The art of Sudhir Patwordon has always focused the working class of Mumbai. , Photo Credit: Emmanuel Yogini
The vast arch of metal and concrete dominates the landscape. Gaganchumbi buildings with marine scenes have a balcony seats for excavation of the soul of Mumbai. Three figures from Holocosts quietly stare at the intestines of the city, where a grave of bodies forgets and surrounded by collapsed houses, carrying a red wave on a highway leads cars to a gate on the upper right corner of the painting: the door of the aswitz. ‘Work Librate’, the Nazis emerged at the concentration camp gate.
At least one lakh people were driven away here, many people were forced to work until they were murdered. Artist Sudhir Patwordan wants you to think about the purpose of ‘Vikas’. He says that it is “a statement on the absence of a nation, which was created due to suffering their people during World War II, and now they have become another type of cattle criminals against another community … we repeat history in so many ways.” He is talking about the war on Gaza.
For 50 years, the art of Patwordon has focused the working class of Mumbai. For three of these decades, he had a day -long job as a radiologist (he started painting in medical school), until his art finally began to provide livelihood. Now 76, he looks more deadly radiologist than an artist. He says that his new work reflects “some negativity” about the city he has “long associated”.

‘Built and Broken’ by Sudhir Patvardon
The Thane-based artist’s post-pandemic work development exposes nature. For at least laborious classes, the city’s idea as urban utopia has crashed. “Somewhere in the future, perhaps the city will be a better place, a different place, but it is only for a certain class of people,” says Patwordon, whose travel exhibition City: Manufactured, broken Recently shown in New Delhi and Mumbai, and will stop next in Kolkata and Kochi.
“Over the years, a person has come in contact with a person who is happening worldwide, where cities can be erased,” says Patwordon. The whole idea of ​​’cities’ seems to be purely about real estate. For example, Donald Trump sees Gaza as real estate. ” He is referring to the US President’s wish to convert Gaza into ‘Riviera’ of Middle East. He said, “Today’s life is strong on the absence of life.”
A city changed
Patwordon figures are always aggressive, now they are tired, defeated, disconnected. If his famous 1977 Iranian Cafe A crisp kurta depicts a strong gent sitting on a marble top table, in his new painting of an Iranian cafe, the central figure is skeleton and wearing ragdali clothes, which depicts the turmoil in the land from where he came from which he came from his ancestors. ,Is Shah Meen Har Shakes Parshan Sa Kun Hai‘(‘ Why is ‘why everyone in this city looks worried’), a visitors of his Mumbai show quoted the line from an Urdu ghazal by Shaherir, Patvardon told me with laughter.

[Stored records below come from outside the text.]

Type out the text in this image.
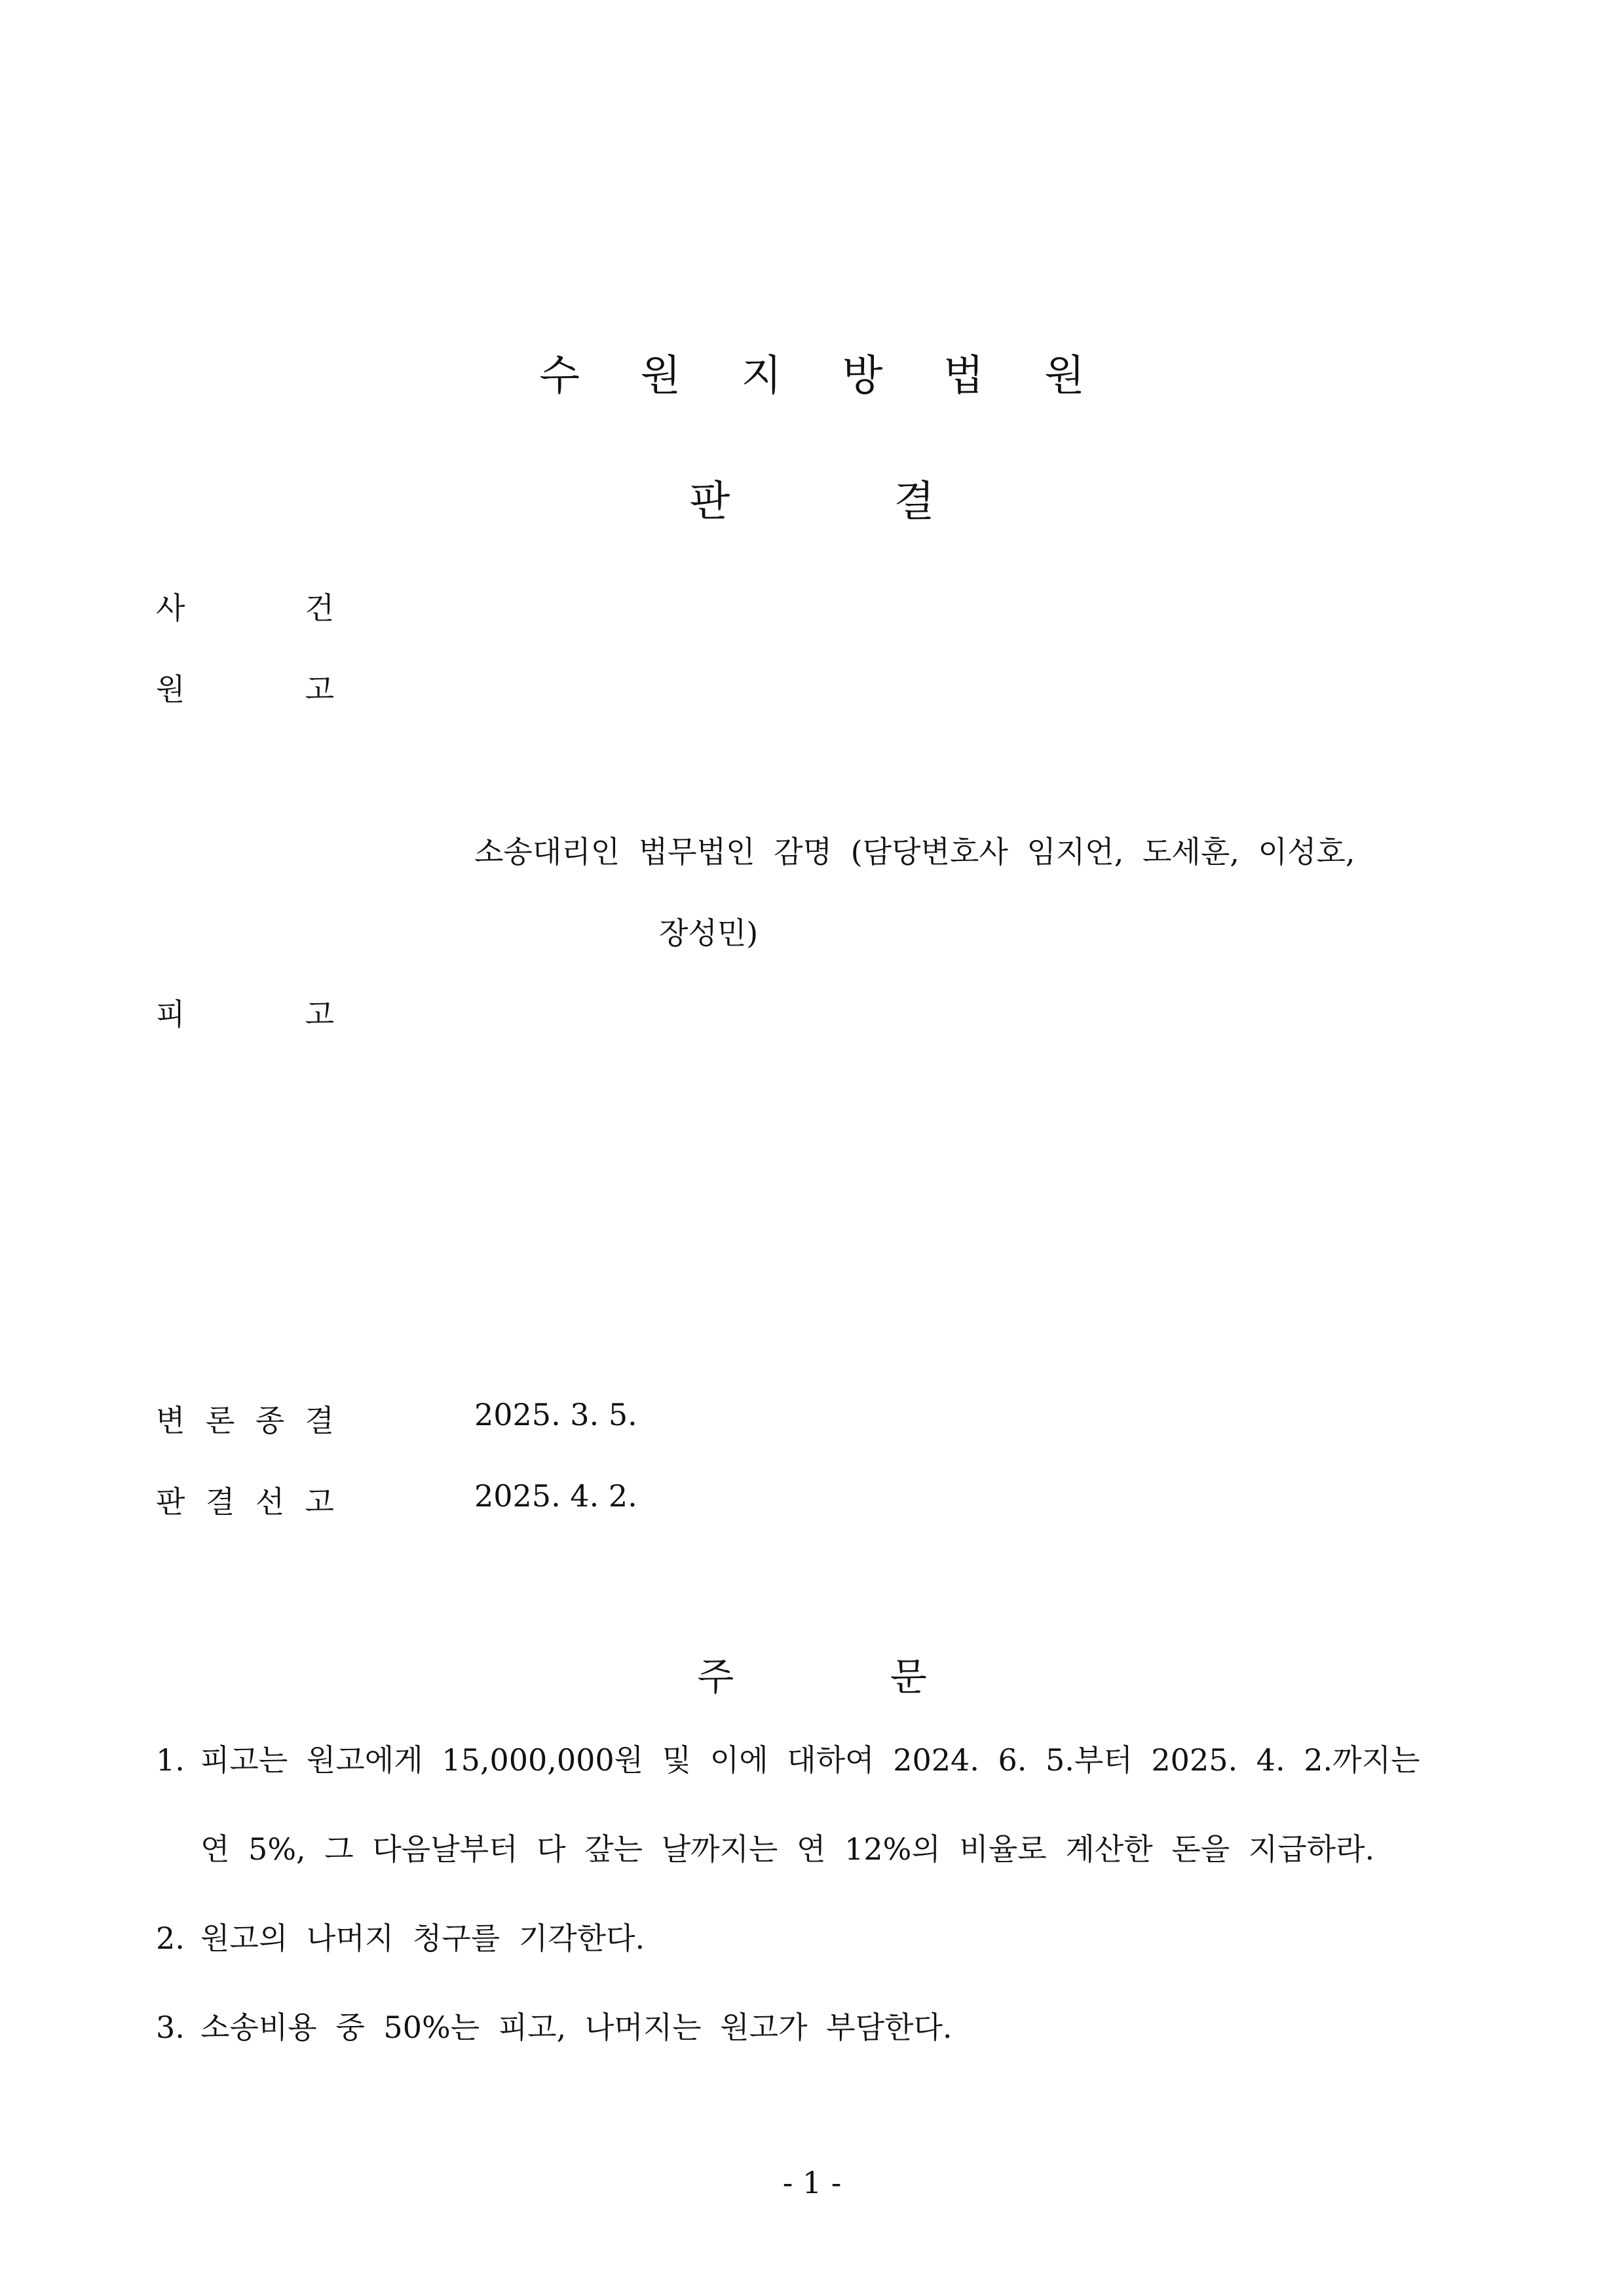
수 원 지 방 법 원
판 결
사	건
원	고
소송대리인 법무법인 감명 (담당변호사 임지언, 도세훈, 이성호,
장성민)
피	고
변 론 종 결	2025. 3. 5.
판 결 선 고	2025. 4. 2.
주 문
1. 피고는 원고에게 15,000,000원 및 이에 대하여 2024. 6. 5.부터 2025. 4. 2.까지는
연 5%, 그 다음날부터 다 갚는 날까지는 연 12%의 비율로 계산한 돈을 지급하라.
2. 원고의 나머지 청구를 기각한다.
3. 소송비용 중 50%는 피고, 나머지는 원고가 부담한다.
- 1 -
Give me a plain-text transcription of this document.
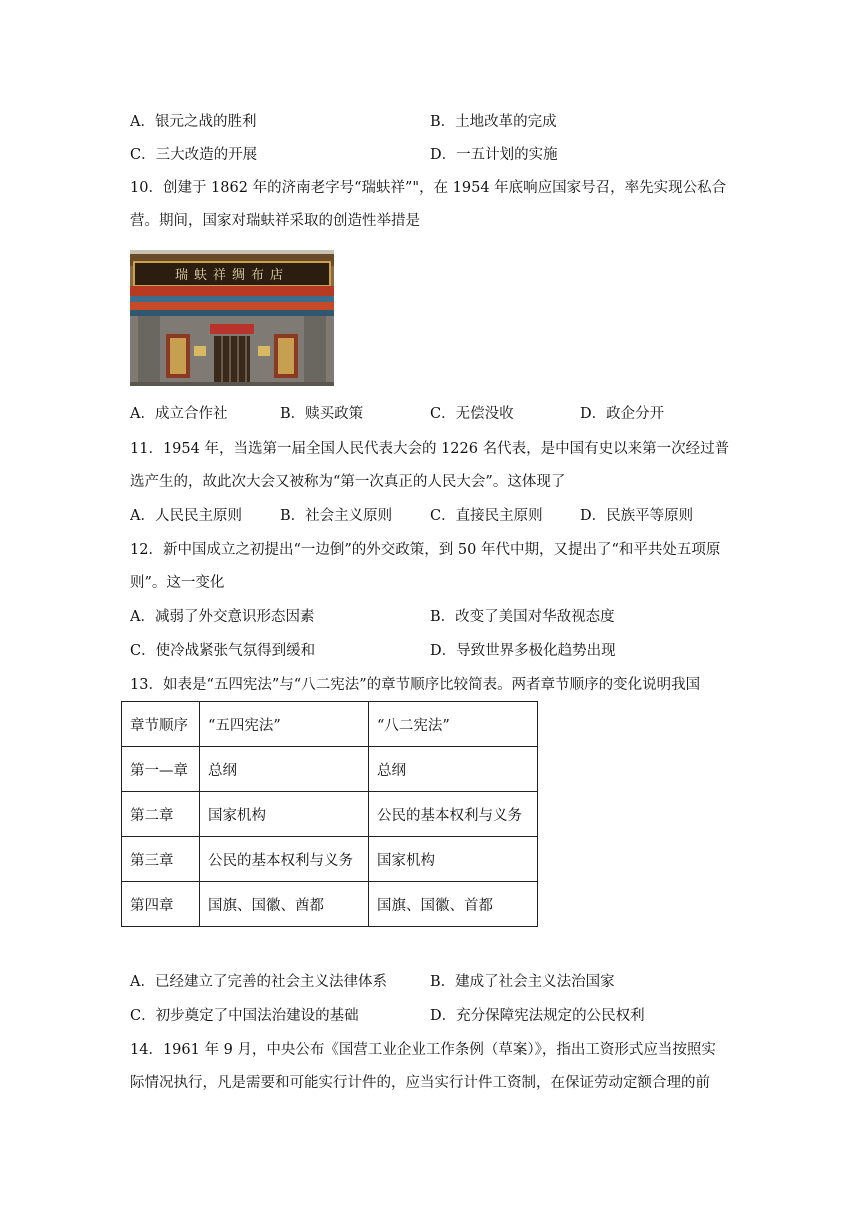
A．银元之战的胜利	B．土地改革的完成
C．三大改造的开展	D．一五计划的实施
10．创建于 1862 年的济南老字号“瑞蚨祥”"，在 1954 年底响应国家号召，率先实现公私合
营。期间，国家对瑞蚨祥采取的创造性举措是
瑞蚨祥绸布店
A．成立合作社	B．赎买政策	C．无偿没收	D．政企分开
11．1954 年，当选第一届全国人民代表大会的 1226 名代表，是中国有史以来第一次经过普
选产生的，故此次大会又被称为“第一次真正的人民大会”。这体现了
A．人民民主原则	B．社会主义原则	C．直接民主原则	D．民族平等原则
12．新中国成立之初提出“一边倒”的外交政策，到 50 年代中期，又提出了“和平共处五项原
则”。这一变化
A．减弱了外交意识形态因素	B．改变了美国对华敌视态度
C．使冷战紧张气氛得到缓和	D．导致世界多极化趋势出现
13．如表是“五四宪法”与“八二宪法”的章节顺序比较简表。两者章节顺序的变化说明我国
章节顺序	“五四宪法”	“八二宪法”
第一—章	总纲	总纲
第二章	国家机构	公民的基本权利与义务
第三章	公民的基本权利与义务	国家机构
第四章	国旗、国徽、酋都	国旗、国徽、首都
A．已经建立了完善的社会主义法律体系	B．建成了社会主义法治国家
C．初步奠定了中国法治建设的基础	D．充分保障宪法规定的公民权利
14．1961 年 9 月，中央公布《国营工业企业工作条例（草案）》，指出工资形式应当按照实
际情况执行，凡是需要和可能实行计件的，应当实行计件工资制，在保证劳动定额合理的前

‘Bus stop’ by Sudhir Patwordon
The artist and his wife Shanta Kallayanpurkar shows together in the Mumbai Gallery every day, who greet old friends and visitors who join the exhibition. Under the road, a retrospective of Giv Patel, the best friend of Patwordon, passing through pancreatic cancer in 2023, is showing.
Both were first involved when art critic Dineshwar Nadkarni suggested that Patvordon meet another doctor who is a painter “. It was the beginning of a friendship that included criticizing each other’s work. On the performance of Patel’s show, a conversation in Marine Drive has painting of two friends, which are regular Add aPatel has another work in the last week of Patel in the hospital. Patel is worn by white pajamas and kurtas and is sitting on a bed. There is no fear or regrets on his face, it is a picture of a man who comes forward. A well in his favor reflects Patel’s childhood attraction. Patvordon worked to complete a picture all night, which he painted with a picture of Patel, but his friend was unaffected. He said that his left arm was not visible, so Patvardon portrayed it.
The space is political

Sudhir Patwordon’s ‘under a clear blue sky’
From the socialist of the 1970s to the ‘super development’ of this era, Patvordon’s eye has always been sympathetic and through this period from the point of view of “common people living common people”. His words can be understood slowly, but his painting tells another story. There are demolitions everywhere. A Muslim man sees the audience as his back, a yellow JCB, demolishing his house. Potwordon feels intense discomfort about “bulldozer rule” and how it has become less and less possible for people to speak about anything. Other visual effects include enlarged congestion and militarization of our cities; Climbing artistic freedom; Geography of social divisions; And violence on television and real life. “Hopefully people wake up to this reality and try to change things,” they say.
In another painting, which depicts a throwing collage of the residents of the city begins with a central sketch of the gate of Ajanta caves that take him on a journey through December 6, Ambedkar’s death anniversary and Buddhism. In the show’s catalog, art critic Gayatri Sinha writes, “Like Marxist thinker Lafebre, Petwordon’s intention is to show that space is political, even it shows the modernity project to derail a track.”
Or in simple words of Patvordon: “The life of people tolerating through it should be recorded and it should be talked about.” He has done this for half a century and why he has so big.